Electronic cigarettes appeal to younger consumers for a number of reasons. They’re portrayed as being less dangerous than traditional cigarettes, and they are made in a variety of flavors, including vanilla and cherry. Most middle school and high school students know the dangers posed by regular cigarettes, but they don’t realize that in 2009 lab tests conducted by the FDA, it was found that the two leading brands of electronic cigarettes contained detectable levels of carcinogens or cancer-causing agents.
Caldwell said the fun flavors of e-cigarettes definitely appeal to teenagers, but there is an even bigger draw.
“The thing about them that most appeals to teenagers is that they are portrayed as sexy and dangerous,” Caldwell said. “They are marketed with this sense of rebellion like, ‘You can smoke these in your house and your parents will never know’ or ‘You can smoke these at school and your teachers will never know.’”
Creative smokers are finding ways to use electronic cigarettes to smoke marijuana undetected.

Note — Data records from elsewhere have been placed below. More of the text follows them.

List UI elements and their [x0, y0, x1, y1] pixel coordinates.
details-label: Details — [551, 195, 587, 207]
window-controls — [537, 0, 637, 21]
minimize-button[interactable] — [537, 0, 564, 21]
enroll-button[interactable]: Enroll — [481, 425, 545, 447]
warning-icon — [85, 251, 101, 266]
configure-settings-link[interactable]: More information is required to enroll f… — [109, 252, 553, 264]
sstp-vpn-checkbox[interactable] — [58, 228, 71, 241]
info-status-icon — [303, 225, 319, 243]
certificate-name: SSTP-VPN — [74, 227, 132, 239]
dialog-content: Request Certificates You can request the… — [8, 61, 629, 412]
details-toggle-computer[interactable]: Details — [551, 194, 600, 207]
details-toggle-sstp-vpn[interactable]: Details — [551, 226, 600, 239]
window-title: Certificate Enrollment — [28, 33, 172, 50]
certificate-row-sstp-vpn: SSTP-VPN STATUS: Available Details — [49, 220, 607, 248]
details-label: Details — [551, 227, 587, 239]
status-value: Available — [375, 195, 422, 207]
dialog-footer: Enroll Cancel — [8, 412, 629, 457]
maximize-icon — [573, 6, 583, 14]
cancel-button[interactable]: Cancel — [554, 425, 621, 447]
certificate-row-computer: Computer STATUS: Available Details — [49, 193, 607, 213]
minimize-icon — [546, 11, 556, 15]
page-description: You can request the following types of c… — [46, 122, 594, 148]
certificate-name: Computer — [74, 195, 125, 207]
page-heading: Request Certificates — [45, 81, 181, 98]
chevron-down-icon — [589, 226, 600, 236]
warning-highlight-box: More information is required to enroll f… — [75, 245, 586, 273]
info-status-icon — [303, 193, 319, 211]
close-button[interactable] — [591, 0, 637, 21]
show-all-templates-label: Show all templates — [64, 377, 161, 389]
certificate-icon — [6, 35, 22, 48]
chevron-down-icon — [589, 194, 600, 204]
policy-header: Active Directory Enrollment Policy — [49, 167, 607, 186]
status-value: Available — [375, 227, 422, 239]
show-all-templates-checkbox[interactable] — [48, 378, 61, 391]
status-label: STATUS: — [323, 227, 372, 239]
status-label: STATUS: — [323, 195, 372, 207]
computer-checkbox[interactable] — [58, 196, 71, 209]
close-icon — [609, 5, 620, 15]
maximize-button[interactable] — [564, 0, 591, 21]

Cannabis, in the form of either liquid or wax, doesn’t give off the distinct odor of marijuana, so smokers can use the product in an e-cig virtually anywhere. According to the Daily Mail website, authorities are concerned about the prospect of minors using electronic cigarettes and then graduating to cannabis oil instead of the regular oils usually used.
According to Caldwell, one of the most dangerous things about electronic cigarettes is how little testing has been done on them and how little information is known.
“What makes them so dangerous is that we don’t really know all the true dangers yet. They are not FDA regulated at this point, but we do understand that they contain nicotine, a known poison, and some contain more nicotine than others,” Caldwell said. “Because there are not many clinical trials yet, the only ones doing quality control are the companies that make the electronic cigarettes, and that is why we can not completely understand all the dangers.”